Northern Ontario’s Krista McCarville is once again back in the Scotties contention conversation after improving to 2-0 in Pool A and moving into a first-place tie with Alberta and Manitoba through the first four draws.

McCarville and her rink of Kendra Lilly, second Ashley Sippala and lead Jennifer Gates got off to a solid start against New Brunswick’s Andrea Crawford, picked up deuces in the first two ends and ended up going on to a 9-3 win.

Crawford, third Jillian Babin, second Jennifer Armstrong and lead Katie Forward picked up single points in the third and fifth ends, but Brown added one in the sixth and essentially wrapped things with a steal of three in the seventh.

“The last couple of games we’ve felt really good on the ice,” McCarville said. “The speed is really consistent, so it makes things a little bit easier when the speed was the same as last end and the paths are very similar.”
Northern Ontario faces Manitoba in a battle of 2-0 teams Monday morning, New Brunswick looks for their first win against Alberta in the evening draw.

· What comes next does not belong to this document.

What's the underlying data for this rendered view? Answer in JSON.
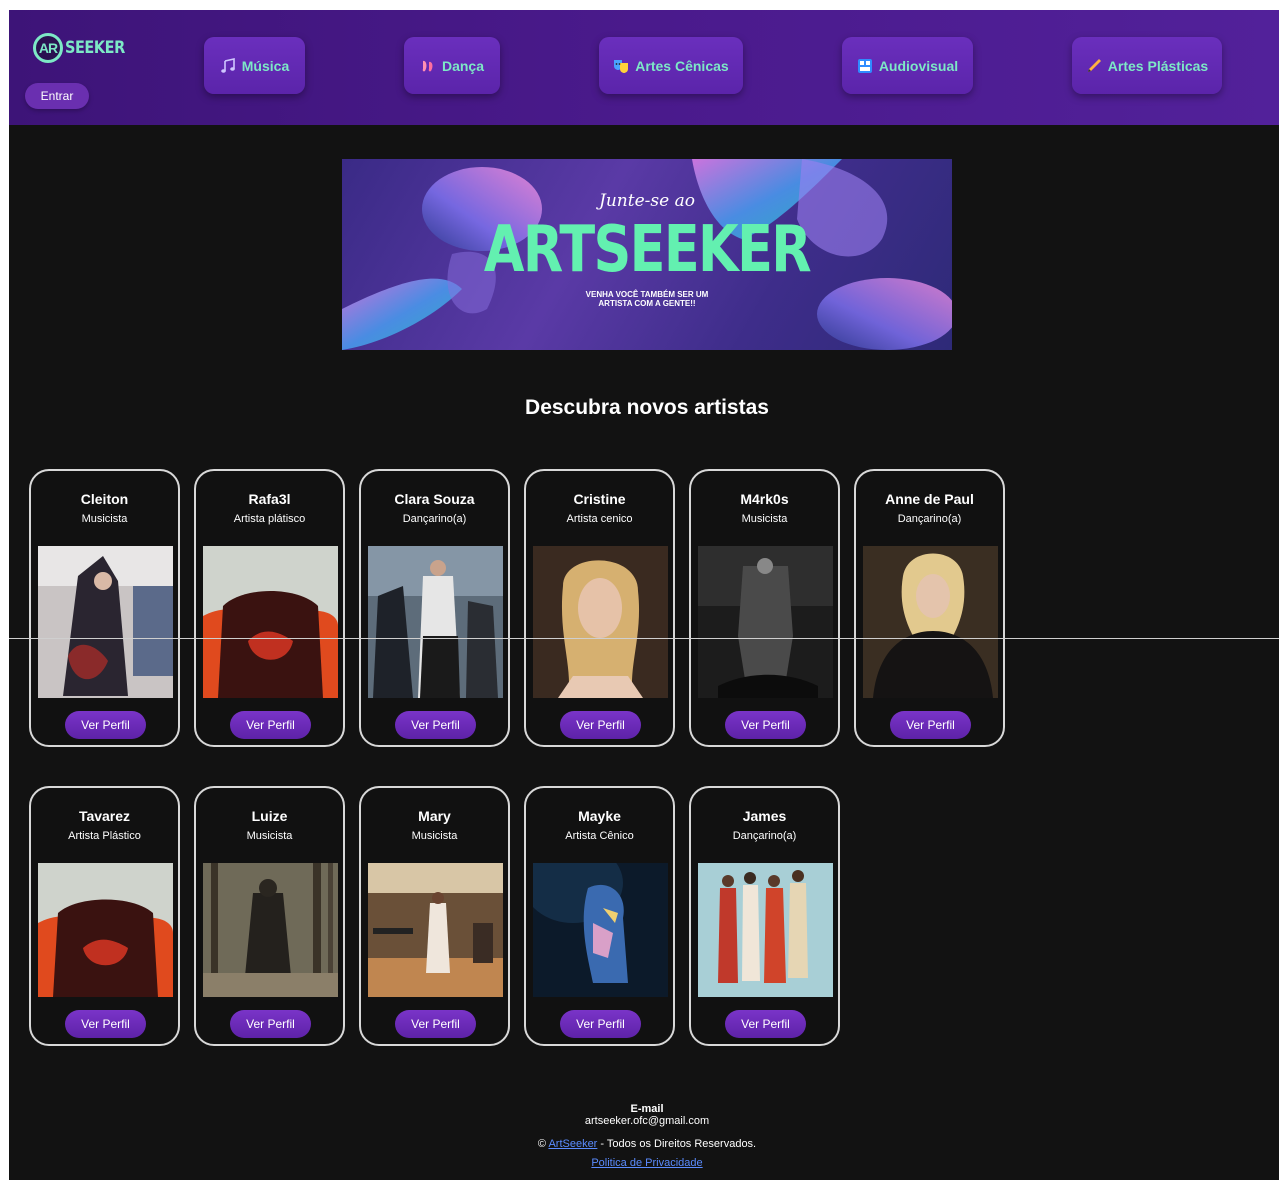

Prince Edward Island’s Suzanne Birt wanted nothing to do with a winless record coming out of the opening weekend and managed to avoid that fate against Nova Scotia’s Marie-Anne Arsenault.

Birt and her rink of third Marie Christianson, second Meghan Hughes and lead Michelle McQuaid posted a 7-3 win, stealing two in the first end and added another deuce in the third to go up 4-1. Arsenault got one back in the fourth, the two teams exchanged singles in the sixth and seventh and Birt closed things out with another two in the ninth.

“You don’t want to drop your first two games, so coming out even now and building on some momentum at 1-1 is a pretty good place to be,” Birt said. “It was a very strong game for us and it was good to score points in every end we had hammer, so it worked out well.”

Both teams are now 1-1 in Pool B, with P.E.I. taking on Ontario in the evening draw and Nova Scotia facing Yukon in the morning draw Monday.